“I wish he’d been killed, the monster …”
And we’re so tired we don’t even tell her to shut up.
“You’re driving to Lod for him? What’s the idea?” Asya is amazed.
“It’s for Dafi … so he’ll think twice before expelling her …”
“It won’t do any good … I know him … he’ll expel her … and she deserves it too.”
Dafi listens in silence, quietly chewing a piece of bread, her hair falling over her face, her face puffed up, lately she’s really gone to pieces.
“Pity he wasn’t killed …” she whispers again.
“That’s enough.”
She’s beginning to get on Asya’s nerves. Asya paces about the kitchen in an old nightdress. Suddenly I remember the dream I had.
“You woke me up in the middle of a dream.”
Asya looks at me.
“What was the dream?”
“I don’t remember.”
But as I’m accelerating down the hill, I remember the dream, I even smell it. I was in a big hall, at a sort of meeting, crowds of people were wandering about there, Gabriel among them, his head shaved, pale. I was angry with him, spoke to him harshly, he turned and went away …
A thin silhouette outside the old lady’s house, a flickering cigarette. Na’im is already waiting. These last months he’s grown a lot taller, grown a great mop of hair, matured. Chain-smoking, buying himself new clothes, and all the time taking money from me. I don’t care. A strange boy. What does he go through in the silence with the old lady, whole days? I’ve ruined him completely. This power that money gives me, I must put my mind to him, return him to his village.
The lights are on in the old lady’s house. She’s looking out of a window, her face white, like the face of a corpse come to life.
“Your sweater, Na’im,” she shouts from above and throws the sweater down to the pavement.
“I don’t need it,” he mutters, embarrassed, angry, but he picks the sweater up from the ground.
I get out of the car, wave to her.
“She’s in love with you.”
He turns around to me quickly.
“Who?”
“The old lady.”
“The old lady,” he says softly, seriously, “is way off her rocker.”
I say nothing. There’s a new tone to his voice, cynical, decisive.
We arrive at the garage, Na’im jumps down to open the gate. The watchman is asleep in his shelter, the little dog in his arms is asleep too, they don’t notice us coming in, changing vehicles, leaving the Dodge and climbing aboard the tow truck. Na’im loads a box of tools. Quietly we close the gate behind us, the dog opens his eyes, looks at us affectionately, wags his tail and lays his head on the watchman’s chest.

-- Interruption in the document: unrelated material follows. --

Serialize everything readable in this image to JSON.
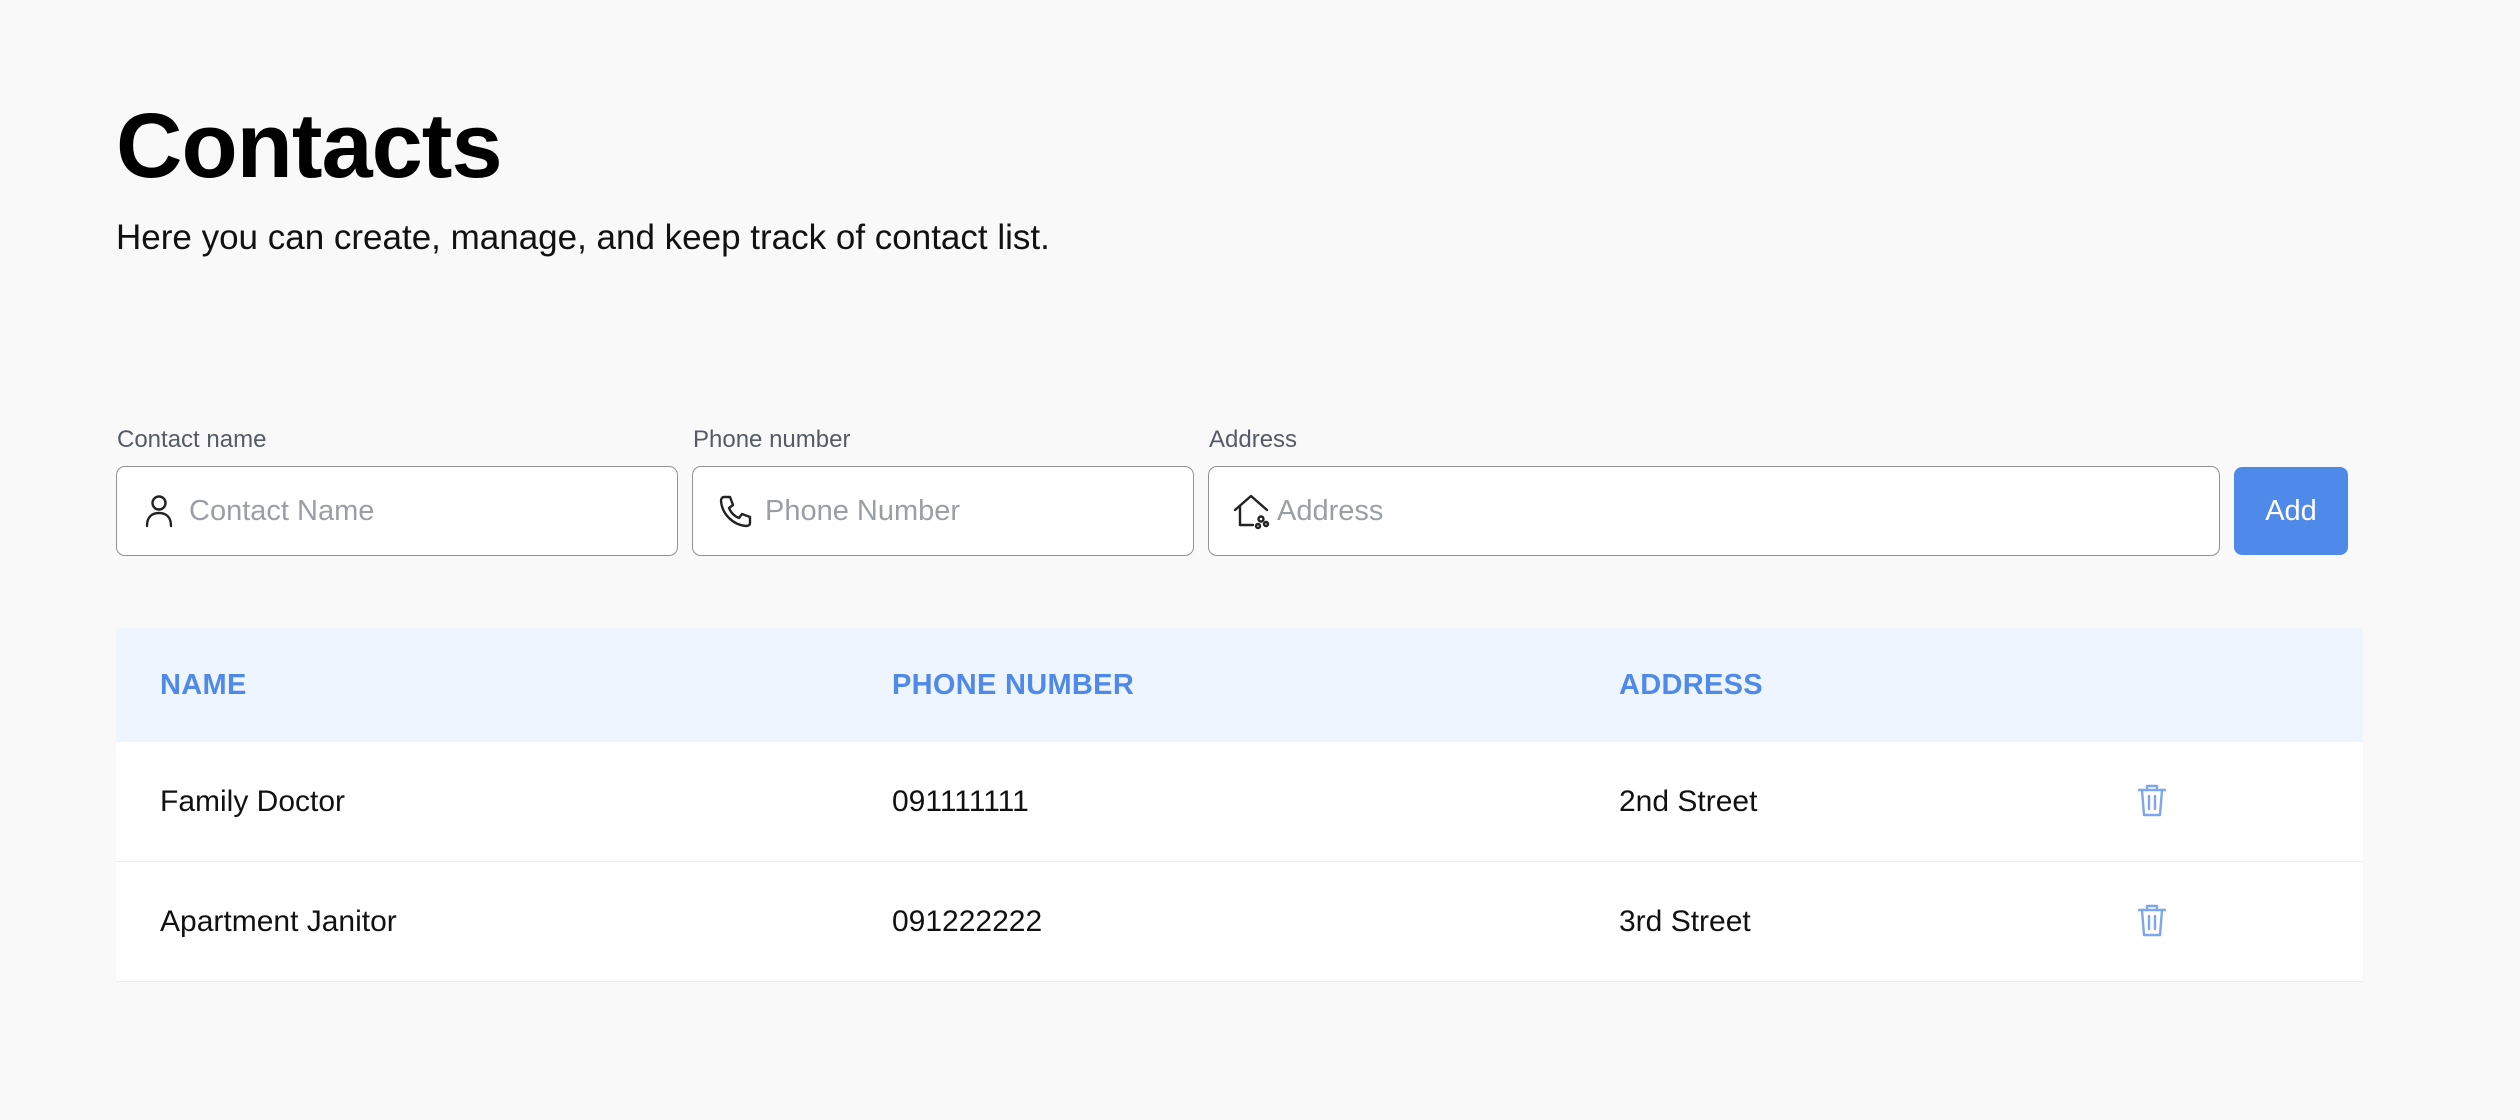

A clear summer night. The sea lies calm. A grey colour to the sky. The truck runs slowly. I’m very tired. Na’im is silent beside me. I ought to ask him a little about his life, but I haven’t the energy to talk. Now and then I feel him staring at me. Perhaps he would like to say something to me, but he holds back.
We reach the scene of the accident after two hours. From a distance I see the headmaster, pacing back and forth on the road as if he’s walking the corridors of the school, his head wrapped in a sort of white turban, a tall ghostly figure. He shakes my hand, embraces me, his torn shirt stained with blood. “Adam, dear friend, such a catastrophe, never before have I been in an accident …”
He shakes Na’im’s hand as well, ruffles his hair, gives him a little hug, as if he’s one of his pupils. He doesn’t seem to realize he’s an Arab. We walk together arm in arm, treading on glass splinters and fragments of metal. Where is the car? To my astonishment I find it hanging on a tree, as if he had been trying to climb the tree with it. It’s incredible, I can’t help smiling, it’s actually hanging there caught in the branches.
I see the smile on Na’im’s face.
“The car is hopeless …” He follows my gaze.
“No car is hopeless. Only people are.”
He bursts out laughing.
Meanwhile Na’im goes to the truck and lifts down the box of tools, attends to the winch chains, lays out flashing lights on the road. There’s no need to tell him anything.
Two figures appear on the dust bank at the side of the road, lean white-haired Yemenites with rifles in their hands. The night watchmen of the moshav. The headmaster hastens to introduce them to me.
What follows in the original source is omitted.